[Example] Add layernorm example in tilelang by ighoshsubho · Pull Request #2168 · tile-ai/tilelang

ighoshsubho · 2026-05-08T08:55:12Z

Adds examples/norm/layernorm.py — a TileLang LayerNorm with forward and backward kernels, wrapped in a torch.autograd.Function so it works as a drop-in replacement for torch.nn.functional.layer_norm.

Forward saves (mean, rstd) per row.
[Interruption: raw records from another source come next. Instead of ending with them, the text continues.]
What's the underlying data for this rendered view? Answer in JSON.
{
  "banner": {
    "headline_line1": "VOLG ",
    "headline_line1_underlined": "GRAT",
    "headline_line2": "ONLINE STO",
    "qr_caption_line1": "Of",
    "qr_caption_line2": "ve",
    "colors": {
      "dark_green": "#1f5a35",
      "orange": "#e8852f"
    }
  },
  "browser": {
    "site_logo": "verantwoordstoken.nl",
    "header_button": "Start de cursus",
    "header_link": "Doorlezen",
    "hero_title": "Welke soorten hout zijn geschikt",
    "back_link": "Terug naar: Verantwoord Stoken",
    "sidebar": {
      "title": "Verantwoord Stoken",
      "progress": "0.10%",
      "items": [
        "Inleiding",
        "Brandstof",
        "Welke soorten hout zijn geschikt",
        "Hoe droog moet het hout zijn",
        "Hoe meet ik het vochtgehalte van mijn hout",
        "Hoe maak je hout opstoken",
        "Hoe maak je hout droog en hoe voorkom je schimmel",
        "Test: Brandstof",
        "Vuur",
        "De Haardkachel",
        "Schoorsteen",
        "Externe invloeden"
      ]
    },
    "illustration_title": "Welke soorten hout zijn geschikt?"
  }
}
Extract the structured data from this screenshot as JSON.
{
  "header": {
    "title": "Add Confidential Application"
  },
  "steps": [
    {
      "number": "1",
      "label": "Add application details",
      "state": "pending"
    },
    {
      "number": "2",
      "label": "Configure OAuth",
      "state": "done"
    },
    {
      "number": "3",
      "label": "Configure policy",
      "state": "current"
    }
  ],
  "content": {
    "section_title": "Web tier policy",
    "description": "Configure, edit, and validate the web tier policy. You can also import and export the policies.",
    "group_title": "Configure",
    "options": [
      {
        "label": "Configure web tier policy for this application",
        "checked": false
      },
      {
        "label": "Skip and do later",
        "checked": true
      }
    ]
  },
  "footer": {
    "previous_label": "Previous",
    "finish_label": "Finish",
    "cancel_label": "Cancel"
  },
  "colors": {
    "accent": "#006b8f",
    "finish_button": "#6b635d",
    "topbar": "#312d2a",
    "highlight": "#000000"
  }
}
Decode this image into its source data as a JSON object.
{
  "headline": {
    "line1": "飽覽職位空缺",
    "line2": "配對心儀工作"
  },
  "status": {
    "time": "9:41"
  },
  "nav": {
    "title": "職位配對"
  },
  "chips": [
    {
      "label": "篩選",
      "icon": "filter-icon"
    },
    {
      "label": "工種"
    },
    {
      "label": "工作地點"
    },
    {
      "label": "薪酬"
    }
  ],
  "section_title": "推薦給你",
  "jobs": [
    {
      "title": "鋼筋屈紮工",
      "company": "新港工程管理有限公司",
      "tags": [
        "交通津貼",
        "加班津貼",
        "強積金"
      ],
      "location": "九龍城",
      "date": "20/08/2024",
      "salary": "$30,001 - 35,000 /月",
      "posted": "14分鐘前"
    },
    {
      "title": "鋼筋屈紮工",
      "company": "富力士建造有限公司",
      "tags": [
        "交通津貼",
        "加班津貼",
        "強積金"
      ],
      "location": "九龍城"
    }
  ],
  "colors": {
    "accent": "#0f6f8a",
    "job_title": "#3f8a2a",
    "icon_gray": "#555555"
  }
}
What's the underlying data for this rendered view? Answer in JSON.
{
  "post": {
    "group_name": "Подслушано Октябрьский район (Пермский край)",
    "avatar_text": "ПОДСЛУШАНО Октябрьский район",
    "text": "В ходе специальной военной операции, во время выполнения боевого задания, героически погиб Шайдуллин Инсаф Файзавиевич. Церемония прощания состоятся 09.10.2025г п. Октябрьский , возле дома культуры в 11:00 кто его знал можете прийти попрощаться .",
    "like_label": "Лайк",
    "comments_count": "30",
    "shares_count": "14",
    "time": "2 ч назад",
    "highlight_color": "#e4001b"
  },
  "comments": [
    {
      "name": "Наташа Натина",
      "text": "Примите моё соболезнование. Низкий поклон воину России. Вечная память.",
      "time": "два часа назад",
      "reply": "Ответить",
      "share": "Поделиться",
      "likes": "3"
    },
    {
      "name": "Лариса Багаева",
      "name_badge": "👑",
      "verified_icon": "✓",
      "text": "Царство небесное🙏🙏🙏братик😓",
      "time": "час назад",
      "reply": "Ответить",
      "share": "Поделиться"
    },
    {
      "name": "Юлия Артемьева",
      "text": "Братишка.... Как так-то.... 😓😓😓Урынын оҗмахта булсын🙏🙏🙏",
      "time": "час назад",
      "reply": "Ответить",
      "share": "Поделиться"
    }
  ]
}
Backward fuses dx, dgamma, dbeta in one kernel: each CTA processes blk_m=32 rows, accumulates dgamma/dbeta partials in registers, and atomic-adds them to the global tensors at exit.

On B200 / bf16 / M=4096, N=8192:

fwd: ~1.7× faster than torch
bwd: ~1.2× faster than torch

Summary by CodeRabbit

New Features
- Added a layer normalization example demonstrating JIT-compiled forward/backward kernels with autograd integration.
- Includes a convenience wrapper for easy use, a reference implementation for correctness checks, built-in forward/backward validation, and performance benchmarking tools.

github-actions · 2026-05-08T08:55:21Z

👋 Hi! Thank you for contributing to the TileLang project.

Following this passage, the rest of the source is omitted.